Die Schweizer Börse hat am Mittwoch nach einem freundlichen Start an Schwung verloren. Die Anschlusskäufe blieben aus, sagen Händler.
16.11.2016 10:50
Nicht viel los an der Schweizer Börse am Mittwochmorgen.
Nicht viel los an der Schweizer Börse am Mittwochmorgen.
Bild: cash

Die Anleger wollten wohl erst mehr darüber wissen, wie die neue US-Regierung die Wirtschaft ankurbeln wolle. "Vorschusslorbeeren wurden genügend verteilt", sagt ein Händler. Der SMI notiert um 10.45 Uhr bei 7909 Punkten unverändert gegenüber dem Vortag, als der Leitindex um 0,2 Prozent gestiegen war.

Neben den Plänen des designierten US-Präsidenten Donald Trump rückte auch die US-Geldpolitik wieder stärker ins Blickfeld der Marktteilnehmer. Die meisten Experten erwarteten eine Zinserhöhung der US-Notenbank Fed um 0,25 Prozentpunkte auf ihrer Sitzung im Dezember. Rückschlüsse über den Zeitpunkt einer Zinserhöhung erhofften sich die Anleger auch am Nachmittag, wenn Konjunkturzahlen veröffentlicht werden. Auf dem Programm stehen unter anderen die Produzenten- und Importpreise sowie die Produktivitätsstatistik.

Gewinner haben bei den Standardwerten bei insgesamt eher geringen Kursausschlägen leicht Oberhand.
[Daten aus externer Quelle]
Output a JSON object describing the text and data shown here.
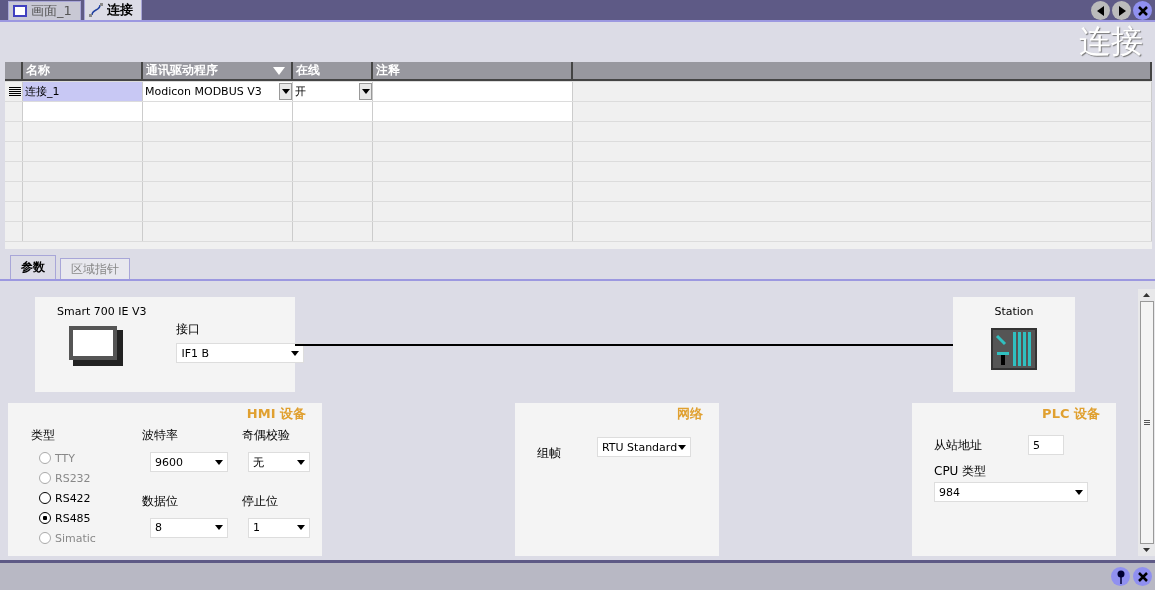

Die Aktien der Grossbank UBS rücken marginal vor, diejenigen der Credit Suisse  geben 0,3 Pronzent nach. Die Assekuranzwerte gewinnen ein gutes halbes Prozent.

Zykliker ohne Richtung

Die Anteile der zyklischen Werte zeigen keinen klaren Trend. Die Titel von Lafarge-Holcim sinken um 1 Prozent. Der Zementkonzern erhöht die Beteiligung an zwei indischen Firmen. Einen Preis gab der Konzern nicht bekannt. Durch den Zukauf steige die Nettoverschuldung von Lafarge-Holcim jedoch um 325 Millionen Franken. Damit werde der Konzern sein Ziel wohl verfehlen, bis Ende 2016 die Nettoverschuldung auf rund 13 Milliarden Franken zu senken.

Der Anteil des Personalvermittlers Adecco geben leicht nach. Die Papiere des Elektrotechnikkonzerns ABB und des Anlagenbauers Oerlikon sind etwas höher. Die Papiere des Pumpenspezialisten Sulzer gewinnen 2,1 Prozent.
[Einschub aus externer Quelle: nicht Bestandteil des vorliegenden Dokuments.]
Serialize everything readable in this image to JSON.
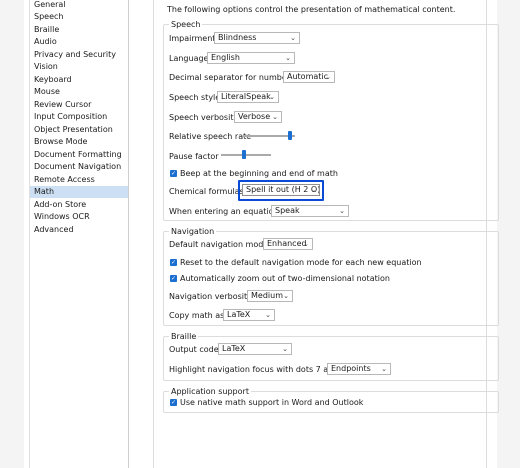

Bei den als krisenresistent geltenden Schwergewichten sind der Lebensmitteltitel Nestlé und der Pharmawert Roche leichter. Novartis rückt vor. Das Medikament Entresto hat sich bei erstmaligen und wiederholten Herzproblemen als wirksamer erwiesen als das Mittel Enalapril. Diese Ergebnisse würden auf einem Branchentreffen in New Orleans vorgestellt, teilte Novartis mit.
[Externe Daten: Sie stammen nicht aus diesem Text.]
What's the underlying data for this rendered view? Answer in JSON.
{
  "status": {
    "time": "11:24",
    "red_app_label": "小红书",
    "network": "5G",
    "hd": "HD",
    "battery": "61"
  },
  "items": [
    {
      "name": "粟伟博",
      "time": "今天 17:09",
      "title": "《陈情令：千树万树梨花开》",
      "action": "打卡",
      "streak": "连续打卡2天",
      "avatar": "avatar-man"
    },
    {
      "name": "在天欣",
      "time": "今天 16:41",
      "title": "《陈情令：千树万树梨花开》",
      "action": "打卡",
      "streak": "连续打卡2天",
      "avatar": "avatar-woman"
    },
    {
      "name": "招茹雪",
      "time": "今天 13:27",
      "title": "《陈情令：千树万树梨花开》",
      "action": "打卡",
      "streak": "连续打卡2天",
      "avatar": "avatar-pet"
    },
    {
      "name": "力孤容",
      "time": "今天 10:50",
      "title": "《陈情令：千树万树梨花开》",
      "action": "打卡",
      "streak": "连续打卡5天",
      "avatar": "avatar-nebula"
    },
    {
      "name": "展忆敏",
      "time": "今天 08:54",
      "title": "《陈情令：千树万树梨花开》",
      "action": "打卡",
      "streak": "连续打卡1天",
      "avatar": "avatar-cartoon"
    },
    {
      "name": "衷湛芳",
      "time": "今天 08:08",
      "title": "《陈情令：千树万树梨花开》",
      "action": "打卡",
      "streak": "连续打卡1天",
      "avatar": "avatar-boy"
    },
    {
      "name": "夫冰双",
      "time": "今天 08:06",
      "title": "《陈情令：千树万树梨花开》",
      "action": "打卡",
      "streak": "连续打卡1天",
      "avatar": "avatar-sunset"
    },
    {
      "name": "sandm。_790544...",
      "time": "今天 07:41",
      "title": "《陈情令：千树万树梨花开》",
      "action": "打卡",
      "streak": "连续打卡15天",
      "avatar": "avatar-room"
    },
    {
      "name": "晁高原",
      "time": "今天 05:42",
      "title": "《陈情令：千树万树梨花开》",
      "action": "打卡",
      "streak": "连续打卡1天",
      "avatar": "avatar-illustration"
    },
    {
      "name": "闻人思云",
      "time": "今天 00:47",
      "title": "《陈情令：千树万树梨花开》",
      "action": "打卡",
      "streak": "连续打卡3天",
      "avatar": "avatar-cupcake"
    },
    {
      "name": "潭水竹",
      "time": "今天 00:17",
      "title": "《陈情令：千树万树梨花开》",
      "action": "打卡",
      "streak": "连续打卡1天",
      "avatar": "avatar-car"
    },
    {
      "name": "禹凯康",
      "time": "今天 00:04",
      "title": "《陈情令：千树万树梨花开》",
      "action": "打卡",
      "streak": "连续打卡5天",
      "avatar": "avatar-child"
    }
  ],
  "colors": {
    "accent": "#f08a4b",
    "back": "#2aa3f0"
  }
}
Züblin nach Halbjahreszahlen gesucht

Am breiten Markt fallen die Aktien von Züblin auf, die um 7,7 Prozent anziehen. Die Immobilienfirma ist im ersten Halbjahr 2016/17 in die Gewinnzone zurückgekehrt. Unter dem Strich stand ein Plus von 8,7 Millionen Franken nach einem Verlust von 23,6 Millionen Franken im Vorjahreszeitraum.

Unter Druck stehen die Titel von Leonteq. Sie fallen um 7,7 Prozent. Die Derivatboutique will gemäss Angaben zum Investorentag ihr Kosten-Ertrags-Verhältnis bis 2020 auf unter 65 Prozent senken von zuletzt 69 Prozent. Für 2016 und danach strebt die Firma eine Mindestdividende von 1,75 Franken an. Leonteq will die Kosten bis Ende 2017 um zehn Millionen Franken senken und dafür 50 Stellen abbauen.

Die Schweizer Börse erhält Zuwachs. Das auf US-amerikanische Immobilien spezialisierte Unternehmen Varia will bei seinem Börsengang knapp 125 Millionen Franken einnehmen. Dies ist der fünfte Börsenzugang im laufenden Jahr. Den Emissionspreis setzte die Firma auf 35 Franken je Aktie fest.